Purpose: The purpose of this study was to evaluate the impact of PET/CT on clinical management of cancer patients based on a prospective data registry. The study was developed to inform consultations with public health insurances on PET/CT coverage.
Methods: We evaluated a prospective patient cohort having a clinically indicated PET/CT at a single German University Center from April 2013 to August 2016. The registry collected questionnaire data from requesting physicians on intended patient management before and after PET/CT. A total of 4,504 patients with 5,939 PET/CT examinations were enrolled in the registry, resulting in evaluable data from 3,724 patients receiving 4,754 scans.
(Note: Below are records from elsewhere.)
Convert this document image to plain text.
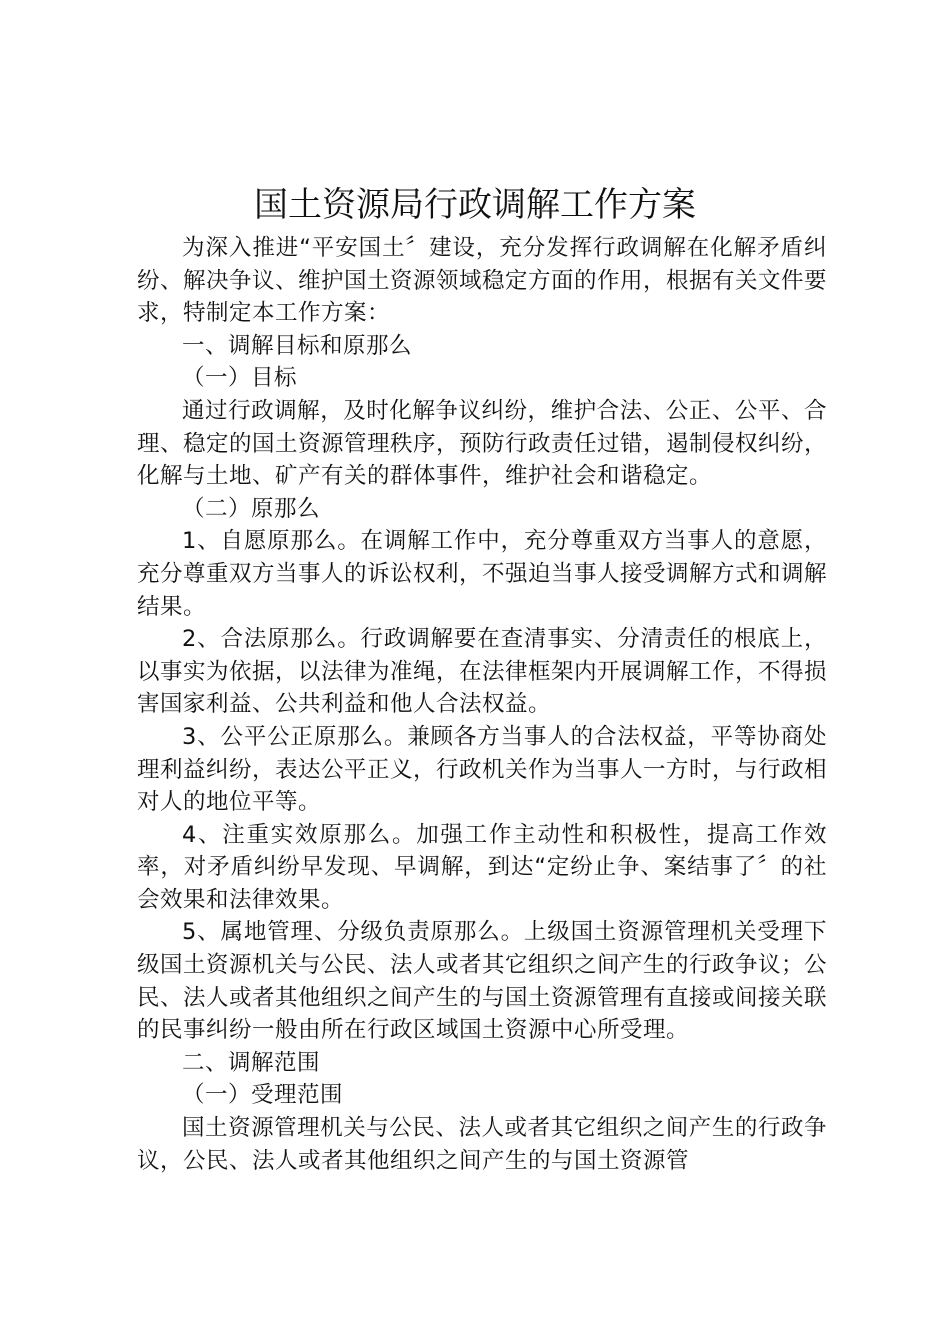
国土资源局行政调解工作方案

为深入推进“平安国土〞建设，充分发挥行政调解在化解矛盾纠纷、解决争议、维护国土资源领域稳定方面的作用，根据有关文件要求，特制定本工作方案：

一、调解目标和原那么

（一）目标

通过行政调解，及时化解争议纠纷，维护合法、公正、公平、合理、稳定的国土资源管理秩序，预防行政责任过错，遏制侵权纠纷，化解与土地、矿产有关的群体事件，维护社会和谐稳定。

（二）原那么

1、自愿原那么。在调解工作中，充分尊重双方当事人的意愿，充分尊重双方当事人的诉讼权利，不强迫当事人接受调解方式和调解结果。

2、合法原那么。行政调解要在查清事实、分清责任的根底上，以事实为依据，以法律为准绳，在法律框架内开展调解工作，不得损害国家利益、公共利益和他人合法权益。

3、公平公正原那么。兼顾各方当事人的合法权益，平等协商处理利益纠纷，表达公平正义，行政机关作为当事人一方时，与行政相对人的地位平等。

4、注重实效原那么。加强工作主动性和积极性，提高工作效率，对矛盾纠纷早发现、早调解，到达“定纷止争、案结事了〞的社会效果和法律效果。

5、属地管理、分级负责原那么。上级国土资源管理机关受理下级国土资源机关与公民、法人或者其它组织之间产生的行政争议；公民、法人或者其他组织之间产生的与国土资源管理有直接或间接关联的民事纠纷一般由所在行政区域国土资源中心所受理。

二、调解范围

（一）受理范围

国土资源管理机关与公民、法人或者其它组织之间产生的行政争议，公民、法人或者其他组织之间产生的与国土资源管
The impact of PET/CT on patient management was assessed across 22 tumor types, for different indications (diagnosis, staging, suspected recurrence) and different categories of management including treatment (curative or palliative) and non-treatment (watchful waiting, additional imaging, invasive tests).
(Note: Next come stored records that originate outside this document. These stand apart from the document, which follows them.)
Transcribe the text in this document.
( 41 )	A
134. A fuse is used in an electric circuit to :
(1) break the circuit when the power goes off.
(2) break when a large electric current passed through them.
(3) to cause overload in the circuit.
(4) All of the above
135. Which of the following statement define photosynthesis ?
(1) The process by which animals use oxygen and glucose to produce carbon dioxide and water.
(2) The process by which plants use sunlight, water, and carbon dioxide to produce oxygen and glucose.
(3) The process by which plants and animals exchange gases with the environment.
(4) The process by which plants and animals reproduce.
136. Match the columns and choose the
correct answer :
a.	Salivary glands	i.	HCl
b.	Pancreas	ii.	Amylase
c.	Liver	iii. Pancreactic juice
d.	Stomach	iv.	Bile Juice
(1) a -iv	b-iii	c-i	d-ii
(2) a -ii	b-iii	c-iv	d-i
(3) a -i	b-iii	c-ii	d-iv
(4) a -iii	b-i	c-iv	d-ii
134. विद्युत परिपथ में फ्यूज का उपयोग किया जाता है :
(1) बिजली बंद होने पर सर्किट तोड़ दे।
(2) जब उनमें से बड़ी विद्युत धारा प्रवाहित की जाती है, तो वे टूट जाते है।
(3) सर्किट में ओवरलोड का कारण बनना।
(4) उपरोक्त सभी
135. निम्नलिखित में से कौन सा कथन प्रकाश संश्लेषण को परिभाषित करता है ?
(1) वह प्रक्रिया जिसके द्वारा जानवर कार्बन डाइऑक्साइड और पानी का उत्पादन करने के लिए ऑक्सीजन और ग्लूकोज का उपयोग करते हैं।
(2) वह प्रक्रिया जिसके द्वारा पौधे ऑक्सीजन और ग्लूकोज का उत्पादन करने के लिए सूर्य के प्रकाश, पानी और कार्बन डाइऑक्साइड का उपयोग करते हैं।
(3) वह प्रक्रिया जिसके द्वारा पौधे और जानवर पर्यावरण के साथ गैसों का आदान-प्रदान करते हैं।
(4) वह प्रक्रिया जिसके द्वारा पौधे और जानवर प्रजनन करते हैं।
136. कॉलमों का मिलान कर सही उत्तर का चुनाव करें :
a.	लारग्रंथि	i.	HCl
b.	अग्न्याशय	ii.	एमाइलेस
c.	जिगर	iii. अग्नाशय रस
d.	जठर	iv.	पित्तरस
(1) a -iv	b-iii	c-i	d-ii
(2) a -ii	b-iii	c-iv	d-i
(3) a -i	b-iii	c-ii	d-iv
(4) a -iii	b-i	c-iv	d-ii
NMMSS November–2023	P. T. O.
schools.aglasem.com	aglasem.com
Results: The most frequent PET/CT indication was tumor staging (59.7%). Melanoma, lung cancer, lymphoma, neuroendocrine tumor and prostate cancer accounted for 70% of cases. Overall, the use of PET/CT resulted in a 37.1% change of clinical management (95% CI, 35.7-38.5), most frequently (30.6%) from an intended non-treatment strategy before PET/CT to active treatment after PET/CT. The frequency of changes ranged from 28.3% for head and neck cancers up to 46.0% for melanomas. The impact of PET/CT was greatest in reducing demands for additional imaging which decreased from 66.1% before PET/CT to 6.1% after PET/CT. Pre-PET/CT planned invasive tests could be avoided in 72.7% of cases. The treatment goal changed after PET/CT in 21.7% of cases, in twice as many cases from curative to palliative therapy than vice versa.
Conclusions: The data of this large prospective registry confirm that physicians often change their intended management on the basis of PET/CT by initiating treatment and reducing additional imaging as well as invasive tests. This applies to various cancer types and indications.
Keywords: Benefit assessment; PET/CT; Patient management; Registry.